De même, une pouponnière voit le jour en 1950 et on y gère les carnets de
santé des nourrissons et des enfants.
LA FAMILLE
POUR LA PLUPART D’ENTRE EUX, LES CARRIERS ONT DES FAMILLES NOMBREUSES (4, 5,
6 ENFANTS OU PLUS).
La vie est rude mais la population
est solidaire et supporte la précarité.
Les repas pour ces familles italiennes
sont principalement constitués de
polenta et de pâtes mais on tue un
lapin ou un poulet le dimanche.
La chasse, la pêche, le braconnage
et la cueillette améliorent l’ordinaire.
Suivant les saisons, femmes
et enfants vont cueillir des asperges,
des champignons ou ramasser des
escargots. De même, régulièrement,
ils vont chercher des fagots de bois
pour la cuisine ou de l’herbe pour
nourrir les lapins.
Au début, il n’y a pas d’allocations
familiales, de chômage ou d’indemnité
d’accident du travail.
Pour aider la famille, les enfants
apportent leur contribution en réalisant
de menus travaux et notamment
des couronnes de perles pour les
Pompes Funèbres (ils manquent
souvent l’école pour travailler davantage).
Compte tenu de l’origine de cette
population et des conditions de
vie, les femmes sont catholiques
pratiquantes et les hommes plutôt
mécréants. Le dimanche, mères et
enfants se rendent à pied à Agay
pour assister à la messe, jusqu’à
ce que leur propre lieu de culte, la
Chapelle Saint Roch, soit construise
en 1929.
Les enfants sont
éduqués suivant des
valeurs humaines et
sont respectueux des
traditions.
LES COMMERCES
DANS LE VILLAGE, LA VIE S’ORGANISE
ET DES COMMERCES SE CRÉENT
POUR LES OUVRIERS, LA SOCIÉTÉ DES CARRIÈRES OUVRE UN ÉCONOMAT AVEC DES
PRODUITS DE PREMIÈRE NÉCESSITÉ QU’ILS NE PAYENT PAS COMPTANT MAIS QUI SONT
PRÉLEVÉS SUR LEUR PAYE (IL N’Y A PAS DE CRÉDIT).

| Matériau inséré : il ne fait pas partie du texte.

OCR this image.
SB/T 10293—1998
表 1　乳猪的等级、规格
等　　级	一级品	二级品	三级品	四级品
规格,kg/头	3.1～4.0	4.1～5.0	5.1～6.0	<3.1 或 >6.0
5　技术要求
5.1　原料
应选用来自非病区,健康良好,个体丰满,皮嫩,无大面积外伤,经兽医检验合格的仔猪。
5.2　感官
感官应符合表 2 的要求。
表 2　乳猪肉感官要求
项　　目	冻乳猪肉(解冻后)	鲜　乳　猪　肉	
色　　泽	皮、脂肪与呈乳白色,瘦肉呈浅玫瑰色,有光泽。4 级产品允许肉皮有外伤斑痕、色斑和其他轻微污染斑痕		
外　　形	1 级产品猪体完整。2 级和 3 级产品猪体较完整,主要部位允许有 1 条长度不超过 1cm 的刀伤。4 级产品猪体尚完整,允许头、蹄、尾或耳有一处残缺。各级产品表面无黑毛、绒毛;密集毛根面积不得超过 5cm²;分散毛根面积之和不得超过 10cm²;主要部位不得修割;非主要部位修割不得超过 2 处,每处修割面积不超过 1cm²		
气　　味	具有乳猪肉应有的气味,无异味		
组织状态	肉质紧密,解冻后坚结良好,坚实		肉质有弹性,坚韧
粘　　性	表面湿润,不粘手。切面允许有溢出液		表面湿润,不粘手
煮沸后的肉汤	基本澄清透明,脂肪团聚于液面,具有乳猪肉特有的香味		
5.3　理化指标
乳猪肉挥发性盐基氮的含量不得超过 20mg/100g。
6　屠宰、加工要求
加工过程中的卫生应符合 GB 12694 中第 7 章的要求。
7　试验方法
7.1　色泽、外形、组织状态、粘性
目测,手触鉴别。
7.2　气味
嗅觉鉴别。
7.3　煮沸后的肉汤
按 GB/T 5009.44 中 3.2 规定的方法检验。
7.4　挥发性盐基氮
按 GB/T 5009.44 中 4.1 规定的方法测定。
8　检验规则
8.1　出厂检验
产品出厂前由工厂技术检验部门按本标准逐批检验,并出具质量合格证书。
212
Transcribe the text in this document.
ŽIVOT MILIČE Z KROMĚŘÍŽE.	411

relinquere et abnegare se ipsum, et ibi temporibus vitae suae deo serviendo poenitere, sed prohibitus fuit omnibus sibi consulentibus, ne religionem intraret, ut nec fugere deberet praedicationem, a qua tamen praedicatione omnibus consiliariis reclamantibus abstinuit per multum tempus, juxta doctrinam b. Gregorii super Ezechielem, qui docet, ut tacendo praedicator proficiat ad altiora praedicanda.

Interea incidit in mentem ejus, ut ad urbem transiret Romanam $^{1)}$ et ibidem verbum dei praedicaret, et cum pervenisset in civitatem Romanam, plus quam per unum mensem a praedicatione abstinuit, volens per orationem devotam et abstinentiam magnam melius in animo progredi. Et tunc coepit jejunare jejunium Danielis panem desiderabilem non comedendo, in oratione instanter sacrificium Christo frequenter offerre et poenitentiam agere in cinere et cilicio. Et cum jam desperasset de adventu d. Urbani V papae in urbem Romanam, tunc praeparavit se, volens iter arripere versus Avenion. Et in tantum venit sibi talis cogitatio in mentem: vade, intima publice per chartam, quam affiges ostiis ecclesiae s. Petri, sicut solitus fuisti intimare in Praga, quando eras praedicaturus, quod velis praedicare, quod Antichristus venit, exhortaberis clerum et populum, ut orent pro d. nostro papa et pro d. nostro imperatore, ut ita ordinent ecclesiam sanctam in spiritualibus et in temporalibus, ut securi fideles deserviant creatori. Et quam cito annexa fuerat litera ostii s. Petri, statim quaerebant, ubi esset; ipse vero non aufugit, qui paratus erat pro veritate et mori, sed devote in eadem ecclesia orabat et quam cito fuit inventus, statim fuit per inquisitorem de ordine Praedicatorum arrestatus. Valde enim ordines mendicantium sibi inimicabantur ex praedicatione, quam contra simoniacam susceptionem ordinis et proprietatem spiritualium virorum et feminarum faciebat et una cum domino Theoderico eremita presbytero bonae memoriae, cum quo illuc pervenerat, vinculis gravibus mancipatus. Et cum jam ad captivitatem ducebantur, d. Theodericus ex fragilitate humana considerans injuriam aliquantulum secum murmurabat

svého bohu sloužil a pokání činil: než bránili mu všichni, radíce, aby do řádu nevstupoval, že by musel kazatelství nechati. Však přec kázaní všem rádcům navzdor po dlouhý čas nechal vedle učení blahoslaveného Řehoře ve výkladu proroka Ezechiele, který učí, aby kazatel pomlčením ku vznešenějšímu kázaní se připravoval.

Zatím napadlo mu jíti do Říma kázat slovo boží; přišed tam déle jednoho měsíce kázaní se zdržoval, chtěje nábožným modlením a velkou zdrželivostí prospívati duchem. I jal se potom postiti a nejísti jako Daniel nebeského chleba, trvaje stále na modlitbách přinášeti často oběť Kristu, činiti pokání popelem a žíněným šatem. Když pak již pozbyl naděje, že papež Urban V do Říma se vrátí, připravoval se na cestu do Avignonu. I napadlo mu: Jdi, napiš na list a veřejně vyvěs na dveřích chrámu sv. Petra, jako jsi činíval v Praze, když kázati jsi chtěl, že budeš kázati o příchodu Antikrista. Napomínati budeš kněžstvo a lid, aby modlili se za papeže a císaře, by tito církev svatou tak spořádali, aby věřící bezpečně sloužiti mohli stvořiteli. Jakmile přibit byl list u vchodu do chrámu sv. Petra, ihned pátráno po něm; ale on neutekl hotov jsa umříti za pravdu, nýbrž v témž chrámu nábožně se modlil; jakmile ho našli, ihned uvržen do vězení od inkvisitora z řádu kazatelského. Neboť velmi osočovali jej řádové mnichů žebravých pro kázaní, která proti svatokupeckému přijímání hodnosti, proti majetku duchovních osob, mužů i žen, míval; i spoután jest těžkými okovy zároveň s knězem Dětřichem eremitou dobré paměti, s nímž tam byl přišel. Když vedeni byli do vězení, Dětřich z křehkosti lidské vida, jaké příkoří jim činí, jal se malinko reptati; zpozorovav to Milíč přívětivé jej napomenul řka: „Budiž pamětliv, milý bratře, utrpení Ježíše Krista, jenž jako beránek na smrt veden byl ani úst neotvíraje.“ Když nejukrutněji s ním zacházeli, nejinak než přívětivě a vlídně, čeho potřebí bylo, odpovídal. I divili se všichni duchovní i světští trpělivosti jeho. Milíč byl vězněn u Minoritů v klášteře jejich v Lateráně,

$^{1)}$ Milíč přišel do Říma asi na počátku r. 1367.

Les Dramontois n’ayant pas de moyen de conservation et très peu d’argent
font leurs achats quasi quotidiennement, ainsi il y a tous les jours une activité
commerciale importante car le village abrite en moyenne près de 1 000
personnes.
LES COMMERCES
CHEZ LES COMMERÇANTS, LES OUVRIERS FONT SOUVENT « MARQUER » ET PAYENT
QUAND ILS LE PEUVENT.
Boulangeries, boucherie, épiceries,
coiffeur, tabac, même une cantine
qui fait restaurant et plats à emporter,
sont les principaux commerces
avec les cafés où, le dimanche, « on
va danser ».
En plus de ces commerces sédentaires,
il y a les commerçants ambulants qui
viennent du centre-ville ou de Fréjus
pour vendre vêtements, accessoires
de cuisine ou bazar, généralement
juste après la paye de la quinzaine
(les ouvriers étant payés les 1er et 15
du mois).
La vente au porte-à-porte est régulière
avec les pêcheurs du Port du
Poussaï qui proposent le produit de
leur pêche du jour.
Venant d’Agay, les marchands de
fruits et légumes du Castellas et du
Grenouillet alimentent les épiceries
et procèdent parfois à de la vente
directe.
Durant l’activité de la ferme des
Ferrières, l’exploitante vient vendre
le lait de son unique vache.
LES LOISIRS
LES ACTIVITÉS DU VILLAGE
LA SOCIÉTÉ DES CARRIÈRES EMPLOYAIT UN PERSONNEL TRÈS IMPORTANT, LOGÉ SUR
PLACE. CES OUVRIERS AVAIENT LA PARTICULARITÉ DE SE CONNAÎTRE PARCE QU’ILS
ÉTAIENT SOIT PARENTS, SOIT ORIGINAIRES DE LA MÊME RÉGION D’ITALIE.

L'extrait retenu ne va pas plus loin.